Bobby, los tambores galopan hasta el límite extremo y lo rebasan como si nada. ¿Dónde dónde dónde estábamos?

¿Adónde fuimos?

SEIS VECES CONTRA EL SUELO

EN JULIO, EN EL SUBÁRTICO, volar de noche no supone ningún problema. Por las noches no oscurece. Hace rato que ha pasado la hora de la cena en Anchorage cuando el prospector Richard Busk atornilla un par de asientos adicionales en su avioneta De Havilland Beaver e introduce el cargamento destinado a su concesión minera de los montes Bonanza, en el centro-sur de Alaska.

Busk se está construyendo una casita, así que lleva madera para los marcos de las ventanas, contrachapado para las paredes y un neumático nuevo para uno de sus vehículos todoterreno; aparte de eso, hoy lleva también a dos absurdos recién casados del norte de Idaho.

No es que sus pasajeros tengan una pinta extraña: lo que los hace absurdos es el hecho de que les parezca buena idea pasar la luna de miel cribando oro en los montes alaskeños.
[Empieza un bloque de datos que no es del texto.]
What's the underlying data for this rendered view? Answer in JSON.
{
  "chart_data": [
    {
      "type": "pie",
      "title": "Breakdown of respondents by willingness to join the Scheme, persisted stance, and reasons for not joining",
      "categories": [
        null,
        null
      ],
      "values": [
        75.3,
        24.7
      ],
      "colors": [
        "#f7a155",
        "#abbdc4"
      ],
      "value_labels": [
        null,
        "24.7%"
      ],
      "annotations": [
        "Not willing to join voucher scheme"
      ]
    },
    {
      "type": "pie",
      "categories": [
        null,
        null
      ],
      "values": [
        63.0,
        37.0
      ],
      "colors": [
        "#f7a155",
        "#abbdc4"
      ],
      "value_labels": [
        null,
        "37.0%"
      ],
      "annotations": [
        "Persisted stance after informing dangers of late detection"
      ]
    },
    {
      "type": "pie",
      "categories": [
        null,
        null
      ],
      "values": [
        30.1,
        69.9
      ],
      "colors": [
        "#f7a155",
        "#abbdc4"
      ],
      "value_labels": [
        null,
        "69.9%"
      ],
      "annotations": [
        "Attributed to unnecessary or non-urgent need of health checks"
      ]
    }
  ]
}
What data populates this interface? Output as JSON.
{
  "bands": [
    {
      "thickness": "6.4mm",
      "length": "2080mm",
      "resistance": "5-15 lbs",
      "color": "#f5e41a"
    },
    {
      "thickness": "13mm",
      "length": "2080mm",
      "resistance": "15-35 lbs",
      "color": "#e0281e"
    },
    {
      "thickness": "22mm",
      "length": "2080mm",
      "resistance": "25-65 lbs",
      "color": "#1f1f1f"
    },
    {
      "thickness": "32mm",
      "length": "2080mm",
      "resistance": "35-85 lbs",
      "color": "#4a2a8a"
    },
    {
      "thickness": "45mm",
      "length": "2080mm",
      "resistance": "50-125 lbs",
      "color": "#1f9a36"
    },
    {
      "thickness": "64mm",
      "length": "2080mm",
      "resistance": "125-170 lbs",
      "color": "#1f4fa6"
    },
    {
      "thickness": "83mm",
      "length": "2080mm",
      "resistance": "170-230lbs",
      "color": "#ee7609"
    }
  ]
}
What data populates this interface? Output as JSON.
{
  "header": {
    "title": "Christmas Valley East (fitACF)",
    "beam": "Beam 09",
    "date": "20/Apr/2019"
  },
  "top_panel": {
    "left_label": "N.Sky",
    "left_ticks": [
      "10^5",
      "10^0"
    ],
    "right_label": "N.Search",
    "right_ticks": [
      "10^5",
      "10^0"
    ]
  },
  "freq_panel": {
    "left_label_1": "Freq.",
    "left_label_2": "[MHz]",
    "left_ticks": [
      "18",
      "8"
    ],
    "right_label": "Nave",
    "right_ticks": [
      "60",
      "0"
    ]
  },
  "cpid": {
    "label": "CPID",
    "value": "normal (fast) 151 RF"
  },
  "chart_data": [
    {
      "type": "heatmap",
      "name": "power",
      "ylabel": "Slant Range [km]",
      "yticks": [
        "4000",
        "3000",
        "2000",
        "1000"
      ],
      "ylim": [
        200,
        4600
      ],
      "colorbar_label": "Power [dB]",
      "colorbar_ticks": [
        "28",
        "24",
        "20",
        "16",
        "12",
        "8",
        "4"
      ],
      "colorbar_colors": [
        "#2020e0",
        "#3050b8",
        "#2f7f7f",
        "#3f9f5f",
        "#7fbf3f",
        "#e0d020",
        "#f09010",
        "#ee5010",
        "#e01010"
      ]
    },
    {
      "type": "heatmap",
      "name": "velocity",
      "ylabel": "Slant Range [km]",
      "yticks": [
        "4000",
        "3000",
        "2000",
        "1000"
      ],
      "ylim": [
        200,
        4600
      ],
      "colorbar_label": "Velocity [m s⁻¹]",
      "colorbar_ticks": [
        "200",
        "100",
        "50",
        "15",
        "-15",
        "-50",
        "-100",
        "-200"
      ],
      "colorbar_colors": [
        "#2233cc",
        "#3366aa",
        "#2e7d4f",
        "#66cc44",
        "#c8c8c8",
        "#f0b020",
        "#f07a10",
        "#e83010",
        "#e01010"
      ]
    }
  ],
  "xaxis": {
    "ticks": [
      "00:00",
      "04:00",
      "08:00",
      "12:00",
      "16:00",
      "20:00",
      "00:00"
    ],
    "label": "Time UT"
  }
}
Ambos tienen el pelo castaño y corto, ambos visten vaqueros: Luna Uno y Luna Dos. Llevan algunos instrumentos para cribar —bateas y picos y pinzas— y hasta una draga portátil de gasolina (pesa como cuarenta kilos; pronto verán que no es tan portátil), y, en su delirio, pretenden volver a casa con suficiente oro como para forjarse las alianzas de matrimonio.